Because it is novel that someone in the Oval Office can’t be bothered with trying to be articulate, President Trump’s speaking style is throwing off the news media. All understand that his speech is structurally ungraceful. It may be harder to grasp that Mr. Trump, as someone just talking rather than artfully communicating ideas, has no sense of the tacit understanding that a politician’s utterances are more signals than statements, vehicles meant to convey larger messages.
Anthropologists have documented a tribe, the Kuna of Panama, whose chief gives a long speech in elevated terms and is followed by an assistant who explains what the chief said. This sounds exotic to us until we realize that commentaries after the State of the Union speeches are all but the same thing.
This is why Keegan-Michael Key’s “anger translator” routine with President Obama at the White House Correspondents’ Association dinner in 2015 worked so well. We essentially never heard Mr. Obama “talk” as president. He always had to be performing, to some extent. And trained to hear politicians this way, the reporter and the pundit assume that Mr. Trump is “speaking” rather than talking. “What did Trump mean by that?” they say, scratching their heads. A Trump aide retorts, “The tweet speaks for itself.” That sounds trivial or deflective, until we understand that it makes perfect sense for someone who is just talking.
这就是为什么在2015年的白宫记者协会(White House Correspondents Association)晚宴上，纪甘-迈克尔·吉(Keegan-Michael Key)扮演的奥巴马总统的“愤怒翻译官”收获了很好的反响。我们实际上从未听过奥巴马作为总统“说话”。他总是不得不在一定程度上表演。记者和专家们已经习惯了政治家的这种讲话方式，所以他们以为，特朗普是在“发言”，而非说话。“特朗普那样说到底是什么意思呢？”他们抓耳挠腮地问。特朗普的一名助手反驳说，“就是Twitter上那个意思啊。”那听起来有些浅薄或者有失偏颇，直到我们明白，对一个只是在说话的人来说，这完全合理。

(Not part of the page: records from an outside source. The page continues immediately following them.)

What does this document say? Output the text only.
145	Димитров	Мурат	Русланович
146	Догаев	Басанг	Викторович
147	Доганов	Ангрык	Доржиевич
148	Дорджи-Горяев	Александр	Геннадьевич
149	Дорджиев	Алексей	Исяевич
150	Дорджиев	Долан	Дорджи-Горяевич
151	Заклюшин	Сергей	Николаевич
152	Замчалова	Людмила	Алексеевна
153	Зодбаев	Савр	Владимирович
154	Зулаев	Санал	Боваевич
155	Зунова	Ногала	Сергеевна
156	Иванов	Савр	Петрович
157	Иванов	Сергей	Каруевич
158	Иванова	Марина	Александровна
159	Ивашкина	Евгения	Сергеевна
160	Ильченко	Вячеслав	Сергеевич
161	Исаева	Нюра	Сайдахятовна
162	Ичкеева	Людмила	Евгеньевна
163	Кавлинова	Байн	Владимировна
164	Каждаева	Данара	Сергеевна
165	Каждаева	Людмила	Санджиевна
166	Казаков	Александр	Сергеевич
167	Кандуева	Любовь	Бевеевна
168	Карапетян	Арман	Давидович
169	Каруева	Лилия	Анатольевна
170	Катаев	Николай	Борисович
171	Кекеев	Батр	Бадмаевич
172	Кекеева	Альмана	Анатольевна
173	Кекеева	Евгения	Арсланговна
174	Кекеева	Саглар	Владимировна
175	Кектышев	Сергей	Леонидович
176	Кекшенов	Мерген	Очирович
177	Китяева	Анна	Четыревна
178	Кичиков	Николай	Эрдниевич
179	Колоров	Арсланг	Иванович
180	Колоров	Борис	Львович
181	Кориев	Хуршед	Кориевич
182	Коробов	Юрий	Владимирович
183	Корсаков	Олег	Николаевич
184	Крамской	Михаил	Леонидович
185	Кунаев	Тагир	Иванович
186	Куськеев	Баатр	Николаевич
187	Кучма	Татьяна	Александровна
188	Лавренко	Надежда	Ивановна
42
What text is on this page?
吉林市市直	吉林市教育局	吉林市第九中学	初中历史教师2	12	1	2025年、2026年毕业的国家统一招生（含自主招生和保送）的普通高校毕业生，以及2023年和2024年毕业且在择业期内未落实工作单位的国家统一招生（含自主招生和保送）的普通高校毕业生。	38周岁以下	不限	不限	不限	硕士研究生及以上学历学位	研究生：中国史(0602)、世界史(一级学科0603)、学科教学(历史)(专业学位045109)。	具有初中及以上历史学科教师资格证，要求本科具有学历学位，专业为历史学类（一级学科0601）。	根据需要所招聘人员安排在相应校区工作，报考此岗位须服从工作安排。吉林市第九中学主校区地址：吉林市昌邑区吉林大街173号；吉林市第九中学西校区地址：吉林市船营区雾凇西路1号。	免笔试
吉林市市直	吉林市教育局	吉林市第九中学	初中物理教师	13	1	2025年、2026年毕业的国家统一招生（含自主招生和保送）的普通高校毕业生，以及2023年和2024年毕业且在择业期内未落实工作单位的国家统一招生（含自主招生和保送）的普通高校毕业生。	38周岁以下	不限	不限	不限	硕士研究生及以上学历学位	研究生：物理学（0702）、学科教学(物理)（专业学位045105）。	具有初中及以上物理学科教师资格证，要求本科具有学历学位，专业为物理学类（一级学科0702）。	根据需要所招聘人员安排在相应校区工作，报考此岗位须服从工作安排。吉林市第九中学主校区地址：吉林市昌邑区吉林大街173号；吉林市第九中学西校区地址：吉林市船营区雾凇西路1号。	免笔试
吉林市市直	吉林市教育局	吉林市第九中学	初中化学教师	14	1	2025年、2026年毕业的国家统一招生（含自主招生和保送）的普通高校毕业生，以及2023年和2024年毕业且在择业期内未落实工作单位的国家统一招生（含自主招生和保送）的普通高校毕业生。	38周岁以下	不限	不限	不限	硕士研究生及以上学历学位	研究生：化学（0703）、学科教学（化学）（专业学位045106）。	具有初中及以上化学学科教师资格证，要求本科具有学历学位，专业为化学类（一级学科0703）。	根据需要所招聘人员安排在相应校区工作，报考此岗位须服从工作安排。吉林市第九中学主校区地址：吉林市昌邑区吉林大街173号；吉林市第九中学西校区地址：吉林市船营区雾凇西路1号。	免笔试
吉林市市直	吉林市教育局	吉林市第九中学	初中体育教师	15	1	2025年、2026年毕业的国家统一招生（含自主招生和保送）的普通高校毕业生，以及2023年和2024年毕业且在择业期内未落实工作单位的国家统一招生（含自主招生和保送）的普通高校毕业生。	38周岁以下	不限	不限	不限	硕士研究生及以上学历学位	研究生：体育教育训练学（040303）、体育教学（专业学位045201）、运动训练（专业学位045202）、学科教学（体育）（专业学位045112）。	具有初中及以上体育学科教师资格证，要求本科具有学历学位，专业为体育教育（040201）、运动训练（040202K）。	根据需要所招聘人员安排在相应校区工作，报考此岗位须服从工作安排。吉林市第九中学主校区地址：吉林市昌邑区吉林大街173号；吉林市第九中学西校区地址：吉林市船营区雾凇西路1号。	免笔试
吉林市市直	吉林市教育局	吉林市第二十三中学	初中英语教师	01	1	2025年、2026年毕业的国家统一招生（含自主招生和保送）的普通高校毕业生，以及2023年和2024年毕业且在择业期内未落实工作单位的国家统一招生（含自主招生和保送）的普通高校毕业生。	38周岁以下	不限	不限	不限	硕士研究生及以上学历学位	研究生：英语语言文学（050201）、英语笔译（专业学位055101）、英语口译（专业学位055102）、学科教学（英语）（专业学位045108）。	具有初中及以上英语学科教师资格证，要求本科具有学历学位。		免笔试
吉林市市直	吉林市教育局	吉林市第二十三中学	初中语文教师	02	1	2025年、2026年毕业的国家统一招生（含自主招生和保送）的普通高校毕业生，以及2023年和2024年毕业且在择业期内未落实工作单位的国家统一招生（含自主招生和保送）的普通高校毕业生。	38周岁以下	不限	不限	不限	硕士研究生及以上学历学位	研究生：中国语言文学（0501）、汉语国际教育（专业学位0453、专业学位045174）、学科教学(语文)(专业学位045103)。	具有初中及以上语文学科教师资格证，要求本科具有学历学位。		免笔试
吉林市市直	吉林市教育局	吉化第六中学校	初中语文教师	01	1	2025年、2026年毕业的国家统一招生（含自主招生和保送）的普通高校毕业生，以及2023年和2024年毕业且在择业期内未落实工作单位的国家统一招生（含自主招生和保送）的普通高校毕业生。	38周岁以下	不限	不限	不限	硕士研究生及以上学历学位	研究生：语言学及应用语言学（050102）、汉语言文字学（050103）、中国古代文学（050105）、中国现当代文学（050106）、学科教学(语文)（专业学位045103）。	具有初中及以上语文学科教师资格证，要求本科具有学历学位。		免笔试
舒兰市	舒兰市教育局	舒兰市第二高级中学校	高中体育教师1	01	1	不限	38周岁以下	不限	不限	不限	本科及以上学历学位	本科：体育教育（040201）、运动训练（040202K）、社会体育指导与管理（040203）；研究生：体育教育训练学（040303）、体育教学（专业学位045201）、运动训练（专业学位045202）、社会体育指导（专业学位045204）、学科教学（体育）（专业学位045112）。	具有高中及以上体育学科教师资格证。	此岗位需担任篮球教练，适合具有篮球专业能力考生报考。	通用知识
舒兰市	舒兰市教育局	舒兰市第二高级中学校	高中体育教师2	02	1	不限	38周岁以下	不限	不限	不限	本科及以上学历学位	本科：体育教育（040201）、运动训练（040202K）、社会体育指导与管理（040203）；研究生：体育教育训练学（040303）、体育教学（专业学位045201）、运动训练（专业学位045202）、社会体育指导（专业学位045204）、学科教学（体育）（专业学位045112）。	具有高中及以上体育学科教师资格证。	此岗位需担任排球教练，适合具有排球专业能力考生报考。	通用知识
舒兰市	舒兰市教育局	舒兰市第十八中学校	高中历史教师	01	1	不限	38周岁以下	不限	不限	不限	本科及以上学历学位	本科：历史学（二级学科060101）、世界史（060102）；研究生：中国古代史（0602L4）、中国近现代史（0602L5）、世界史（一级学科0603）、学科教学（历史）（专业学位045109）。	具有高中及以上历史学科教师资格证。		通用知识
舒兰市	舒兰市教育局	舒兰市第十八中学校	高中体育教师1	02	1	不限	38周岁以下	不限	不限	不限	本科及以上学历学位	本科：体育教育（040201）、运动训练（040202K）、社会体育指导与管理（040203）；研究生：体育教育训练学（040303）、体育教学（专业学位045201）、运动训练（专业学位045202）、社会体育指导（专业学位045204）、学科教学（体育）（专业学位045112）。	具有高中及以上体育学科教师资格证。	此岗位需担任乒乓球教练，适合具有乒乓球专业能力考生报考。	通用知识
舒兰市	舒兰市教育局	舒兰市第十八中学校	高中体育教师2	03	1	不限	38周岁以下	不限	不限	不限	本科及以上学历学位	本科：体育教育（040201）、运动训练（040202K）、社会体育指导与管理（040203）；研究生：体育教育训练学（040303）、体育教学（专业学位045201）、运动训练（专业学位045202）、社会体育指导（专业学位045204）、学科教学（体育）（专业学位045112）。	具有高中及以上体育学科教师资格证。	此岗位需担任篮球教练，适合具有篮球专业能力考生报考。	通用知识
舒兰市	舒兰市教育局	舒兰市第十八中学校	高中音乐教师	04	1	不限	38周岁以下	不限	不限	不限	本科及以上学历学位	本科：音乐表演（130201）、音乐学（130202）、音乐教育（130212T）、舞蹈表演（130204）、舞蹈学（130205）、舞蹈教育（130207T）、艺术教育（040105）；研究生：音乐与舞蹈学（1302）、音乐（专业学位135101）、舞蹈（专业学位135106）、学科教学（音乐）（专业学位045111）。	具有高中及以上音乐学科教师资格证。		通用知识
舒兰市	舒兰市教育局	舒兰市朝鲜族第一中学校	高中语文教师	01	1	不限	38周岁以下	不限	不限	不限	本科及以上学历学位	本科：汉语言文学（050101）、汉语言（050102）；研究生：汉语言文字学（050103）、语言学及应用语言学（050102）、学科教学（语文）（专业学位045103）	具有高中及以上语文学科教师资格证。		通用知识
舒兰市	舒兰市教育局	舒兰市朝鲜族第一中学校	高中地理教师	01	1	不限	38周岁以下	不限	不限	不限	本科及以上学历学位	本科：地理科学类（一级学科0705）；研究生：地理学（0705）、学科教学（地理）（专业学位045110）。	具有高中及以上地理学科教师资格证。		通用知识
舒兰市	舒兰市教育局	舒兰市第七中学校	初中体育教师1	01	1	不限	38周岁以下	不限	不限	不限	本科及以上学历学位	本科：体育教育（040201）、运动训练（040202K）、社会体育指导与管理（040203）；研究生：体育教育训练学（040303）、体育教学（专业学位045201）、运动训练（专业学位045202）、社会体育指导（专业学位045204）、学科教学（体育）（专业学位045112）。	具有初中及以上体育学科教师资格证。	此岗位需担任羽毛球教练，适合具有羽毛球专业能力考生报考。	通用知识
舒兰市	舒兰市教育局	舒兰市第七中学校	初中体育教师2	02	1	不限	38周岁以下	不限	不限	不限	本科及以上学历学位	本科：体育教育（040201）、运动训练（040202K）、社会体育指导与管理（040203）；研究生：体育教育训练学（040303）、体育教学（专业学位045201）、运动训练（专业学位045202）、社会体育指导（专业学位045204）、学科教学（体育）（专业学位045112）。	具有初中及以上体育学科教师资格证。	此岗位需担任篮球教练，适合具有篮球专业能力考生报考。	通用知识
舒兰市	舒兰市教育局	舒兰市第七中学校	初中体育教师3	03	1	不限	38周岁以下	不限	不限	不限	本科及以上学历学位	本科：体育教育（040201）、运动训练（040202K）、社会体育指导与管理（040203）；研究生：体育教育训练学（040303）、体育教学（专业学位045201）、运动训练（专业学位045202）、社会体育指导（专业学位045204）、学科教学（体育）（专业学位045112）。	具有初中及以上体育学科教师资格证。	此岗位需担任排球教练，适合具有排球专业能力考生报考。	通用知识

So how should we listen to this man daily for years? First, we have to realize that his talking style isn’t as exotically barbaric as it looks on the page — the oddness is that it winds up on the page at all. And second, we have to understand that his fans’ not minding how he talks is symptomatic of how all of us relate to formality nowadays. Language has just come along with it.
I think of Theodore Roosevelt. While he was quite articulate on all levels, he was an ebullient, ever-curious person, about whom an observer once said, with affection, “You must always remember that the president is about 6.” Linguistically, I listen to the man who is now president as if he were roughly 12 years old. That way, he is always perfectly understandable.